The Prime Ministerial Archives in Istanbul (BOA: Başbakanlık Osmanlı Arşivi) preserves much disparately-organised material relating to the building and repair of Ottoman infrastructure around the empire, such as roads, bridges, and fortresses. Although the documentation that must be relied upon to piece together the early construction and reconstruction of these structures is far from consistent, following a period of bureaucratic reorganization around the turn of the 17th to 18th c., the progress of such works, from inception to completion, was recorded in dedicated registers of the central financial department (maliye). Prior to the appearance of these registers information on building works around the empire was haphazardly distributed, and consisted for the most part of lists of designated and disbursed monies with little to no explicit, descriptive information on the circumstances relating to the activity that was being financed. By contrast, the new-style registers contain copies or summaries of petitions, reports, memoranda, and orders. They provide in intricate detail information on such matters as when construction or reconstruction works were carried out and what form these took; the location and dimensions of works to be undertaken and damage to be repaired; the amount, source and costs of the materials to be used in the works; the sources and costs of transportation of these materials; the sources and costs of labour needed to carry out the works in question; and a step-by-step record of the administrative procedures involved in undertaking the works.
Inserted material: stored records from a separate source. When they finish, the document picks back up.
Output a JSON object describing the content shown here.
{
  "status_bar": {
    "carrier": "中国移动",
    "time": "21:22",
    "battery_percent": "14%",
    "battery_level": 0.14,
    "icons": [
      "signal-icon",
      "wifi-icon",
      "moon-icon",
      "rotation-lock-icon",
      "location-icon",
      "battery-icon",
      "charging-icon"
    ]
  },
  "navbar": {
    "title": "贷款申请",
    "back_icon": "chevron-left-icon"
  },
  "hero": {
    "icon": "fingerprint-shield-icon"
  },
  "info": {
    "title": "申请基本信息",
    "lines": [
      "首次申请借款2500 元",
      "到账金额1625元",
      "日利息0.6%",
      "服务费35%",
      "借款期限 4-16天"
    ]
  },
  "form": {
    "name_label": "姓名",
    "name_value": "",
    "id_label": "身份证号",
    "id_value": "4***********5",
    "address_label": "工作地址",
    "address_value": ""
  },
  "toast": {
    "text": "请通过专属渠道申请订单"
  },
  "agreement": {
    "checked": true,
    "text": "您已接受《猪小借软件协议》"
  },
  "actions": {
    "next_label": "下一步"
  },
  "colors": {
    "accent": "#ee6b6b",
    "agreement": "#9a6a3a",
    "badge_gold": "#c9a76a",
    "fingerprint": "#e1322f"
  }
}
Whereas the information in these registers is largely quantitative in nature, there are also archival documents concerning repairs at Akkerman that are more descriptive than quantitative. These refer, for instance, to the fact that building works were necessary, but provide no estimate of costs or precise extent. In both these classes of document mention is made of specific locations or features of the fortress, such as named towers and gates, localisation of which is an essential preliminary to ascertaining which parts of the fortress have undergone repair or modification.
Narrative sources in Ottoman and Russian are also being consulted, in order to provide an accurate timeline of the later history of Akkerman. We are consulting some of the many plans of the fortress in Russian and Ukrainian repositories in order to improve on the poor reproductions available in existing publications as well as locate hitherto unknown ones. References to plans of the fortification or of proposed modifications to its form are referred to in various of the Ottoman archival documents described above, but these were separated from the texts to which they pertain and to date we have been unable to locate them.